Sur la route des européennes - Dans la voiture d'un médecin de campagne, "lueur d'espoir"
Quand le docteur Serin arrive dans la petite maison défraîchie du hameau de Malicorne, un vieux monsieur est à terre et n'arrive plus à parler. Le médecin redresse...
Quand le docteur Serin arrive dans la petite maison défraîchie du hameau de Malicorne, un vieux monsieur est à terre et n'arrive plus à parler. Le médecin redresse le nonagénaire, conscient, et appelle l'ambulance.
A l'approche des européennes du 9 juin, l'AFP poursuit un périple sur les routes de France pour y saisir les enjeux nationaux comme continentaux, et a sillonné le désert médical de la Nièvre.
"Une ambulance dans deux heures ? Faut que ça aille plus vite", prévient Michel Serin, en ligne avec le Samu. Devant la modeste chambre, un molosse s'est installé - un Beauceron - pour veiller sur son maître de 92 ans, qui commence à articuler quelques mots.
C'est le fils, Jean-Claude, qui a lancé l'alerte, d'un coup de fil à la maison de santé du village voisin de Saint-Amand-en-Puisaye, 1.200 habitants. Le docteur Serin est "indispensable" et "omniprésent" dans "nos régions un peu médicalement abandonnées", dit-il. "Encore une chance qu'on ait cette maison de santé".
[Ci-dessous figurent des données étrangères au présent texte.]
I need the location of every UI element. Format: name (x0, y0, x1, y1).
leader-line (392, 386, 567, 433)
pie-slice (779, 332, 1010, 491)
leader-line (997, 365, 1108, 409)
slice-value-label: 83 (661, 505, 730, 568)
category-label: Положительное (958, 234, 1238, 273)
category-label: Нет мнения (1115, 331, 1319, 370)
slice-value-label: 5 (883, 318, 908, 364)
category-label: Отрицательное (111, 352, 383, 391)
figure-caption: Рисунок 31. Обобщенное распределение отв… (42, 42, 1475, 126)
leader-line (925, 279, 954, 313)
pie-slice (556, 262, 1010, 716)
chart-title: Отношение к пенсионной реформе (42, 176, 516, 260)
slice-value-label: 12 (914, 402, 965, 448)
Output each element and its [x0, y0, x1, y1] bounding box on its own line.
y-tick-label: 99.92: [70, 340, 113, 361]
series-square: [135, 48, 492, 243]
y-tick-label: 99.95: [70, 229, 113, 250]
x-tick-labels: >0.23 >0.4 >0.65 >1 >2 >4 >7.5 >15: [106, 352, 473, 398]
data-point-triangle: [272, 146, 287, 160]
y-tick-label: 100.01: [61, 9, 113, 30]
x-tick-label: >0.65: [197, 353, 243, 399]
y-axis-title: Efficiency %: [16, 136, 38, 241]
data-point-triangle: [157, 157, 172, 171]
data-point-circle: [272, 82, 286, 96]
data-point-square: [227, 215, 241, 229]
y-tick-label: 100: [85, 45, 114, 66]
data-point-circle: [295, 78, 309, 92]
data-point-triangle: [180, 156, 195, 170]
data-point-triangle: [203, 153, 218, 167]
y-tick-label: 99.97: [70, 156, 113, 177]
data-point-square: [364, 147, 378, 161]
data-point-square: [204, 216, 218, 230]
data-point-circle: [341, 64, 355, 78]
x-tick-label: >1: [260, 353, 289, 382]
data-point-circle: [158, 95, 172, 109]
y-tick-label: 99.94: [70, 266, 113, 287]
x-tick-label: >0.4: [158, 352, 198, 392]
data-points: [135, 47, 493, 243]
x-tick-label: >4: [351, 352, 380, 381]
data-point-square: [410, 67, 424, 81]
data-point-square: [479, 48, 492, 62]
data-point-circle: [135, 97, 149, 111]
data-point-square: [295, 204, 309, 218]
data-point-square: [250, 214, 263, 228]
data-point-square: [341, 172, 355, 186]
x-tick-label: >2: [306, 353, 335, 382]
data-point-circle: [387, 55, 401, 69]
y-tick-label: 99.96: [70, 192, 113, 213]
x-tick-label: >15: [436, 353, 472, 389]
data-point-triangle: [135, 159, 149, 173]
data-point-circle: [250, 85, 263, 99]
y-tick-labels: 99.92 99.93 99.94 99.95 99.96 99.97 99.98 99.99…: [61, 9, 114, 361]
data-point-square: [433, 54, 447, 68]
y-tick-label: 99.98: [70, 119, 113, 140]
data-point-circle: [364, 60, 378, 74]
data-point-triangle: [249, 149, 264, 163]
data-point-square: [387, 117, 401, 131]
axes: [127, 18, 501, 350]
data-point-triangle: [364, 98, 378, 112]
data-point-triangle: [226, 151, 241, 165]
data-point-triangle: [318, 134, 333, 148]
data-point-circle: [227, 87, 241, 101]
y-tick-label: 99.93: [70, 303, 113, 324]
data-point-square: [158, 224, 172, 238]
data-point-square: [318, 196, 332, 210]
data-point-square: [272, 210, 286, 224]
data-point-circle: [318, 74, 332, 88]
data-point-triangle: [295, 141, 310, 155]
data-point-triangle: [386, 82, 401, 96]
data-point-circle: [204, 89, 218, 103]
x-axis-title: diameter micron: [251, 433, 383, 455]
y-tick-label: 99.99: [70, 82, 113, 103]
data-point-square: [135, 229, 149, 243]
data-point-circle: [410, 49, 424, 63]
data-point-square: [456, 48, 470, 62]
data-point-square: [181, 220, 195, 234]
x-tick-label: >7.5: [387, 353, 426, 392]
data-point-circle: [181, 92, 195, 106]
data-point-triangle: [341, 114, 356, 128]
Ouvert il y a dix-neuf ans, cet établissement est le coup de maître de Michel Serin, lunettes rondes et bonhomie communicative. Près d'une vingtaine de professionnels y exercent désormais. Des infirmières, kinés, une psychologue, des internes et une troisième généraliste depuis peu, la trentenaire Louise Martin: "c'est l'équipe qui m'a plu".
Tous cumulent les casquettes pour pallier l'absence de spécialistes dans ce bassin de 5.000 patients. La maison multiplie les services: la cryothérapie contre les lésions précancéreuses, la télé-expertise dermatologique avec transmission de photos…
Car "le milieu spécialiste est en grande difficulté". "Les dentistes, c'est une catastrophe et les gens vont à Paris ou à Dijon" à 190 kilomètres "pour se faire soigner" avec un "impact financier pour les patients", raconte Michel Serin.
Selon des sondages, l'état du système de santé figure dans le peloton de tête des "préoccupations" des électeurs, avec le pouvoir d'achat et l'immigration, bien que la santé ne relève pas directement des compétences européennes.
Jamais venus
Et le scrutin du 9 juin sera un test national pour Emmanuel Macron, régulièrement confronté à la fragmentation sociale et territoriale du pays.
Le docteur Serin se dit lui un peu lassé du "Macron bashing", même s'il pourrait se laisser tenter par un vote écologiste ou socialiste.
Après une réunion d'équipe et une visio avec le ministère pour expérimenter un nouveau système de tarification au forfait, le praticien dévale sous la pluie les routes sinueuses du nord de la Nièvre, au volant de sa Peugeot 3008.
Il déboule chez Stella Lemoine, une Anglaise de 75 ans installée dans un pavillon de Dampierre-sous-Bouhy, le village de son défunt mari. Cette grosse fumeuse est épuisée, son coeur change constamment de rythme.
Le médecin de 67 ans est venu avec son sac à dos de matériel - une douzaine de kilos - plus une imprimante portable sous le bras pour délivrer l'ordonnance. Stella est inquiète et la consultation s'étire durant 45 minutes.
"Quand les gens sont isolés, c'est un peu stressant", confie-t-il dans sa voiture. Même s'il reste contre vents et marées "un médecin de campagne heureux", une "lueur d'espoir" pour les patients. Parce que le métier "est extraordinaire sur le plan humain, on suit des arbres généalogiques entiers".
Lui plaide pour une gouvernance "moins centrée sur l'hôpital" et davantage tournée vers "les soins primaires", la "médecine globale" et la "prévention".
Après le déjeuner, ce sera Saint-Fargeau, à 13 kilomètres de là, dans l'Yonne voisine. Ici, le dernier médecin part à la retraite.
Et tout était prêt pour accueillir deux dentistes et un orthodontiste dans un cabinet rutilant, mais "ils ne sont jamais venus", déplore l'ancien maire Jean Joumier, qui se demande bien si cette arrivée avortée ne lui a pas coûté sa réélection aux municipales de 2020.
Deux ans plus tard à Saint-Fargeau, le Rassemblement national a fait une percée à la présidentielle avant de remporter la législative dans cette première circonscription de l'Yonne.